Articles:
Optimism about Japan

01.11.05 Publication:

People often think economics is all about money and statistics and strange mathematical equations. But that is wrong: in my view, economics is really just a way of studying human behaviour, using money as its method of measurement. And one ingredient of that human behaviour that is often forgotten or left out is emotion. The reason is that it is hard to measure. Yet it is vitally important.

            Britain´s greatest ever economist, John Maynard Keynes, made his reputation during the Great Depression of the 1930s, when he explained how important it was for governments to use their public spending to rescue the economy in such circumstances. He also, though, highlighted another idea: the role of emotion, which he called “animal spirits”, in encouraging people to spend more of their money or (in the case of businessmen) to expand their companies. If everyone feels depressed, then they will not spend their money, and so the economy will stay depressed.

            This is important in Japan right now. Earlier this year, when I visited Tokyo, a book publisher told me a surprising thing. He said that it was currently better to write a pessimistic book about Japan than an optimistic one, because pessimism sells more copies. Of course, we both knew that the right thing to do is to write honestly, saying what you really think. But the observation was interesting: Japanese, he thought, were then in a pessimistic mindset, so they welcomed more pessimism.

            I recently visited Japan again, to make some lectures at the same time as I was publishing a new article about Japan in The Economist. My article was very optimistic: the title was “The sun also rises”. And my feeling, based on interviews and the audiences for my lecture, was that Japanese people had become more optimistic since my last visit. But they were still not as optimistic as I am, nor as optimistic as all the foreign investors who poured money into the Tokyo stockmarket following Prime Minister Koizumi´s election victory on September 11th.

            But why not? Why are Japanese “animal spirits” still depressed? The economic statistics have been getting better. Overall growth has been quite strong this year, wages have started to rise for the first time in about seven years, and more regular, full-time jobs are at last being created than the lower-paying part-time and temporary jobs that have been such a feature of the economy in recent years.
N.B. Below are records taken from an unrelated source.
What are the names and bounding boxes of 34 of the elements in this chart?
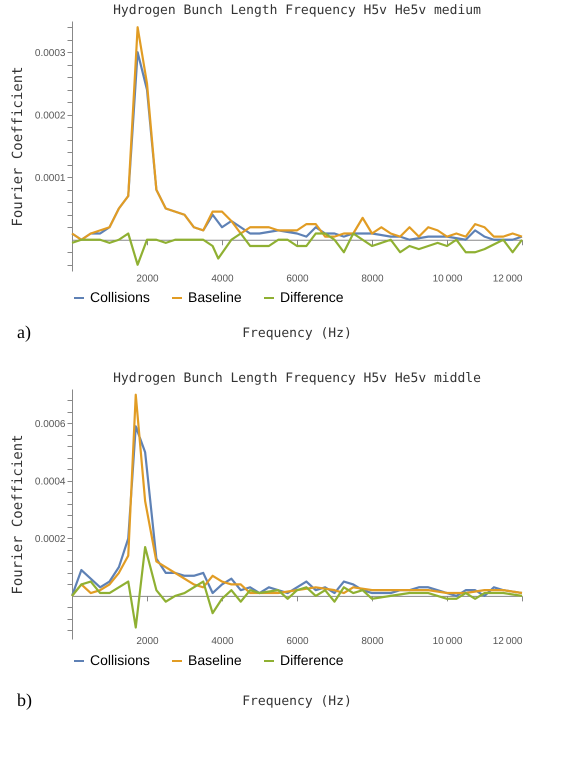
y-tick-label: 0.0002 [34, 534, 66, 545]
legend-label: Difference [280, 289, 344, 305]
text: a) [17, 322, 31, 342]
legend-label: Collisions [90, 289, 150, 305]
x-tick-label: 8000 [361, 273, 384, 284]
line-series [70, 232, 524, 266]
legend-label: Baseline [188, 652, 242, 668]
x-axis-title: Frequency (Hz) [242, 694, 352, 709]
y-tick-label: 0.0002 [34, 110, 66, 122]
x-tick-label: 12 000 [492, 636, 523, 648]
y-axis-title: Fourier Coefficient [10, 434, 26, 595]
x-tick-label: 10 000 [432, 636, 463, 648]
legend-label: Baseline [188, 289, 242, 305]
y-axis-title: Fourier Coefficient [10, 66, 26, 227]
x-tick-label: 8000 [361, 636, 384, 648]
y-tick-label: 0.0003 [34, 48, 66, 59]
legend-label: Collisions [90, 652, 150, 668]
x-tick-label: 4000 [211, 636, 234, 648]
text: b) [17, 690, 32, 710]
x-tick-label: 2000 [136, 636, 160, 648]
chart-title: Hydrogen Bunch Length Frequency H5v He5v middle [113, 371, 482, 386]
legend-label: Difference [280, 652, 344, 668]
line-series [70, 546, 524, 629]
chart-title: Hydrogen Bunch Length Frequency H5v He5v medium [113, 3, 482, 18]
x-tick-label: 12 000 [492, 273, 523, 284]
y-tick-label: 0.0004 [34, 476, 66, 488]
x-axis-title: Frequency (Hz) [242, 326, 352, 341]
x-tick-label: 2000 [136, 273, 160, 284]
x-tick-label: 6000 [286, 636, 310, 648]
x-tick-label: 4000 [211, 273, 234, 284]
y-tick-label: 0.0001 [34, 172, 66, 184]
x-tick-label: 10 000 [432, 273, 463, 284]
y-tick-label: 0.0006 [34, 418, 66, 430]
x-tick-label: 6000 [286, 273, 310, 284]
            Probably, the reason is that Japanese know that their economy has been in bad shape for 15 years, so that they shouldn´t get excited at the first signs of improvement in their lives. They also know that there have been periods of improvement in the past, such as in 1997-98, which proved to be short-lived. But there is also, I think, another reason: they have been told so often that an ageing society and shrinking population will bring heavy burdens to Japan that they fear that even an economic recovery will make no real difference.  Life is going to be tough, over the longer term.

            It is certainly true that a falling population and ageing society will bring burdens to Japan. But my feeling is that these burdens will not be so heavy as to make life hard and poor, and to justify pessimism. In fact, my view is that now that the economy is recovering from the sicknesses brought to it by the bursting of the bubble in 1990, it is likely to grow quite rapidly, easily overcoming the burdens of ageing. But if “animal spirits” stay depressed and emotions do not change, then that future success that I am expecting might not happen.

            The reason I am optimistic about Japan´s future success can be summed up in two words: technology and productivity. In the 21st century, with cheap-labour countries like China expanding rapidly, rich countries like Japan need advanced technology if they are to continue to get wealthier. And Japan is very good at that, especially in electronics and information technology, but also the future technologies such as biotechnology, robotics and nanotechnology.

            Over the past 15 years of post-bubble depression, that Japanese technology has continued to advance. No doubt the country needs to do better, especially if the universities could be improved to match the scientific standards of American universities. But it is still pretty good. This technological capability hasn´t been converted very effectively into greater wealth in the past 15 years because of my second word: productivity.

            Productivity means the amount of output, in other words money, produced by each worker. With better technology and more money invested in efficient machines, this should increase every year. But the post-bubble 1990s saw huge amounts of capital being spent unproductively, supporting bankrupt companies and in public schemes to build useless bridges and roads. At the same time, companies had too many workers and were reluctant to fire them, so productivity growth was low.

            The most important question in the economy now is whether that productivity growth can be increased. If so, wages and profits will rise, and the country can get wealthier. I think it can. Capital is no longer been wasted on supporting bankrupt companies or on useless roads. Unemployment is falling, which will soon mean that workers will be in short supply. This will give companies a big incentive to invest more of their capital in order to exploit technological advances and get more productivity from their workers.

            So I think there could be a helpful increase in productivity growth in the next few years. But will Japanese people believe in this optimistic view of the future enough to be willing to spend their money? Will businessmen be optimistic enough to invest their money in order to generate this productivity growth? That is where emotions, animal spirits, come in.

            It is very hard to know how to change people´s emotions. But I do think the speeches of politicians now need to change. Prime Minister Koizumi won his election by calling for reform, which implied that there are big problems that need to be solved. Now, he and his successors need to switch to optimistic language: that reforms are needed because Japan has big opportunities that can be grasped.